The decline in workforce participation in the U.S. has become a big issue in the popular press, but it is not all bad news.
“Almost all of the decline (80 percent) in the participation rate since the first quarter of 2012 is accounted for by the increase in nonparticipation due to retirement,” notes Shigeru Fujita, an economist at the Federal Reserve of Philadelphia. “This implies that the decline in the unemployment rate since 2012 is not due to more discouraged workers dropping out of the labor force.”
But this effect is far from universal. The workforce continues to age ahead of this retirement wave, with the median age of a worker rising from 37.1 years in 1992 to 41.9 today. This has happened because workers are not retiring as soon as possible, despite the large wave that is defining the job market. The effect is not necessarily a bad thing.
“Retaining older workers does not hurt the job prospects of younger ones, meaning that protecting Boomers from downward mobility goes hand in hand with promoting the upward mobility of youth,“ according to a Pew Research study.
While there is reason to believe that the demographic challenges are working their way through the system with less upheaval than could be expect. A decline in workforce participation has implications for the entire economy that are not readily being addressed, especially in health care.
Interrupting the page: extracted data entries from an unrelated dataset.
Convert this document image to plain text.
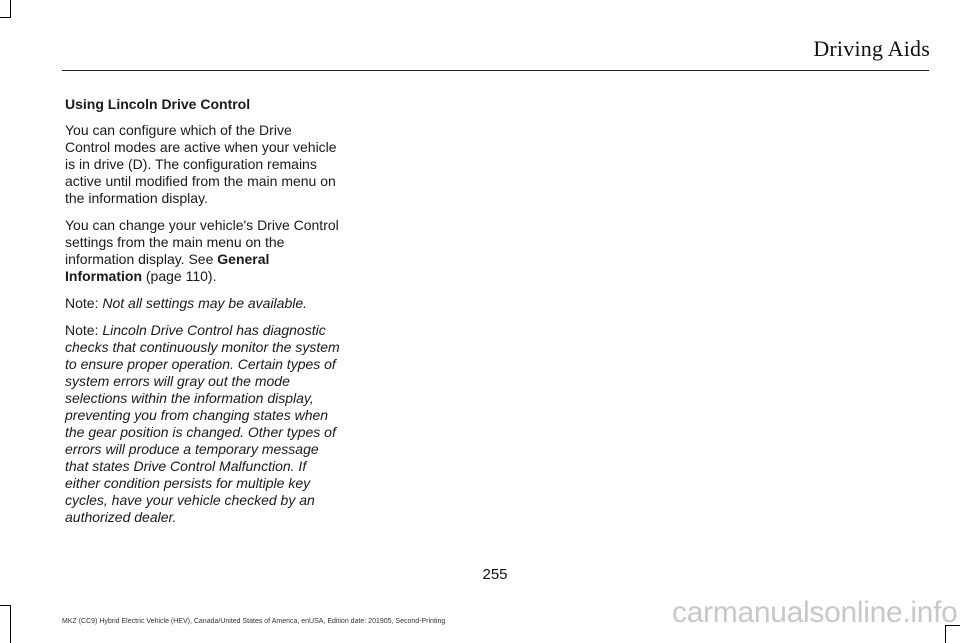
Driving Aids

Using Lincoln Drive Control

You can configure which of the Drive Control modes are active when your vehicle is in drive (D). The configuration remains active until modified from the main menu on the information display.

You can change your vehicle's Drive Control settings from the main menu on the information display. See General Information (page 110).

Note: Not all settings may be available.

Note: Lincoln Drive Control has diagnostic checks that continuously monitor the system to ensure proper operation. Certain types of system errors will gray out the mode selections within the information display, preventing you from changing states when the gear position is changed. Other types of errors will produce a temporary message that states Drive Control Malfunction. If either condition persists for multiple key cycles, have your vehicle checked by an authorized dealer.

255
MKZ (CC9) Hybrid Electric Vehicle (HEV), Canada/United States of America, enUSA, Edition date: 201905, Second-Printing	carmanualsonline.info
Taken together, the three big forces on the U.S. economy point to continued rapid change. They have each shown a tendency to out-strip policy, meaning that political leadership is responsible for the situation more by errors of omission rather than any action deliberately taken. A deeper understanding of these forces should lead to a more productive politics where real choices about the future of the nation are debated in light of the dynamic nature of the situation we all face together.